Logstash Hangs After Too Many 400's on Bulk Requests to ES

Intermittently I ran into an issue where Logstash will hang. I think what is happening is that for some reason I start logging "Encountered a returnable error. Will Retry with exponential backoff" and the code is 400.

My guess I am sending bad data to ES, but I'm having trouble narrowing it down. Is it possible Logstash is gathering up a large amount of these events in its internal queue and can not submit any of them, but keeps trying? once the queue is full it can not accept any new events?

I thought in the past I saw documentation on permanently failing 400's? Is this perhaps something I can implement?

In my latest case with Logstash 7.5 I printed the above error about 820 times before everything stopped over about 14 hours.

Looking at the stalled stacks most pipelines show a block in start workers. The main pipeline shows a block in push.

As it says, the output thread will keep retrying the post to elasticsearch, so it will hang the thread. You can use a DLQ to set such events aside.

1 Like

Thanks for the advice, DLQ sounds like a good idea for the long term and is exactly what I was after. I have found there was an issue processing certain events, these are dropped now in Logstash so I hope I'm okay going forward.

One side issue was that this also appeared to cause Filebeat to hang, Filebeat has load balancing enabled to 3 different logstash nodes, when this occurs the other nodes stop getting new events. As soon as I restart this one logstash node the others get events right away.

To help anyone else who may have a similar issue, the log message I was getting was:

2020-06-18T18:01:58,884][ERROR][logstash.outputs.elasticsearch] Encountered a retryable error. Will Retry with exponential backoff  {:code=>400, :url=>"https://server.name:9200/_bulk"}

This made it difficult to track down where the issue was. The following command helped a lot to get your stats: curl -XGET 'localhost:9600/_node/stats/jvm?pretty'

From the output I can find one of the pipelines logged this:

"bulk_requests": {
    "successes": 7,
    "responses": {
        "200": 7
    },
    "failures": 398
}

So in good news I know what pipeline it is occuring in.

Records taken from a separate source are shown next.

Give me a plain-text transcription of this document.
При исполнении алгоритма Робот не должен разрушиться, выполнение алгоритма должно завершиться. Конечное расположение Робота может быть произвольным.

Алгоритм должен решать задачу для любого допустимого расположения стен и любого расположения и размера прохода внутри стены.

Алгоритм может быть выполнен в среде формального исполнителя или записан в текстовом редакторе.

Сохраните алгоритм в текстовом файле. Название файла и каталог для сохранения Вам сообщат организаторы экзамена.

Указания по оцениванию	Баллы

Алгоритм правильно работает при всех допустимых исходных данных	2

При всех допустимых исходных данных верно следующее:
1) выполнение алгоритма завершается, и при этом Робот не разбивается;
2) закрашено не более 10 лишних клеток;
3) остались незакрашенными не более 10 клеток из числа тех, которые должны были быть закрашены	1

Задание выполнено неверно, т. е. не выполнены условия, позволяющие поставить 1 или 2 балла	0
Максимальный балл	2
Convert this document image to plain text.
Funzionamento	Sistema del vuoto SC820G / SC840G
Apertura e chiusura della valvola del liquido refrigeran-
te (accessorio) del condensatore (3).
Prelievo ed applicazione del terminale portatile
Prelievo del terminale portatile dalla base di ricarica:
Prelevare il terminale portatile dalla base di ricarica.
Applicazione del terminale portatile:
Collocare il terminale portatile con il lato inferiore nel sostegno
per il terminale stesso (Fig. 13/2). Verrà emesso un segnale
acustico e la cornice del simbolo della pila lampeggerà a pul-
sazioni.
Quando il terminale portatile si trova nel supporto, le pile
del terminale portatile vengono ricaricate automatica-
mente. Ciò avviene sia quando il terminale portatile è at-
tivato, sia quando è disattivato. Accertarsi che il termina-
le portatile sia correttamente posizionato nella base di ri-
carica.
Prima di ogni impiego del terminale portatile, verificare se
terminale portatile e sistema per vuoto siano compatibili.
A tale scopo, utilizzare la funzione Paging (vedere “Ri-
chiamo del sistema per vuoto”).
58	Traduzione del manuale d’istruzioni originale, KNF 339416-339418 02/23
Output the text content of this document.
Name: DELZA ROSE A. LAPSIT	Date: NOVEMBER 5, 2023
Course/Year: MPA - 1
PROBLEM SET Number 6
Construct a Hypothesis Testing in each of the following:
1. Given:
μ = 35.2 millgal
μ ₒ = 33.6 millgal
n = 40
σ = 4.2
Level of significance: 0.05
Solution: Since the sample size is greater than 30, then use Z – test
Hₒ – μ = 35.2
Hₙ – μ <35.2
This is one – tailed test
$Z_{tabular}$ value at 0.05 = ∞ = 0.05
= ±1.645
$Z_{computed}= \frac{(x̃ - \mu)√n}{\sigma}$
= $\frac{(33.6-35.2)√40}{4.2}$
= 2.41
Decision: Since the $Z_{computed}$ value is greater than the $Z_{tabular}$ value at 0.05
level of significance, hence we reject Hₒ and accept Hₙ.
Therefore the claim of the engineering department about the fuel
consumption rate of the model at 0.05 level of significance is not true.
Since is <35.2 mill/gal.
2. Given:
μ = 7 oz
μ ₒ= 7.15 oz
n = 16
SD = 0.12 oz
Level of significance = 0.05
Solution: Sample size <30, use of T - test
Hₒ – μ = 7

With in this pipeline stats I also saw the following:

"events": {
"duration_in_millis": 3872,
"in": 4235,
"filtered": 2632,
"queue_push_duration_in_millis": 2,
"out": 2632
},

That is 1690 events, my max pipeline size is 1500 for this specific pipeline. (So perhaps thats what caused it too block??) Looking at my main pipeline I see this:

"main": {
    "events": {
		"duration_in_millis": 9031144,
		"in": 404520,
		"filtered": 340514,
		"queue_push_duration_in_millis": 13119253,
		"out": 340514
    }

There appears to be about 640002 events in here. My main pipeline size is 4 workers, 8000 batch size. Filebeat has 8 workers. Changed main to 6000 events, and this time it hangs at 48,000 events.

My feeling would be the main pipeline is filled up to its max bulksize, which is filebeat works * batch size of the main pipeline. This causes Filebeat to hang. Logstash can not process anymore events because one of the pipelines is hung because it can not bulk request.

I believe I can monitor this with: curl -XGET 'localhost:9600/_node/stats/pipelines/main?pretty', not sure If this gets sent to metric beat where I could be alerted on it?

This topic was automatically closed 28 days after the last reply. New replies are no longer allowed.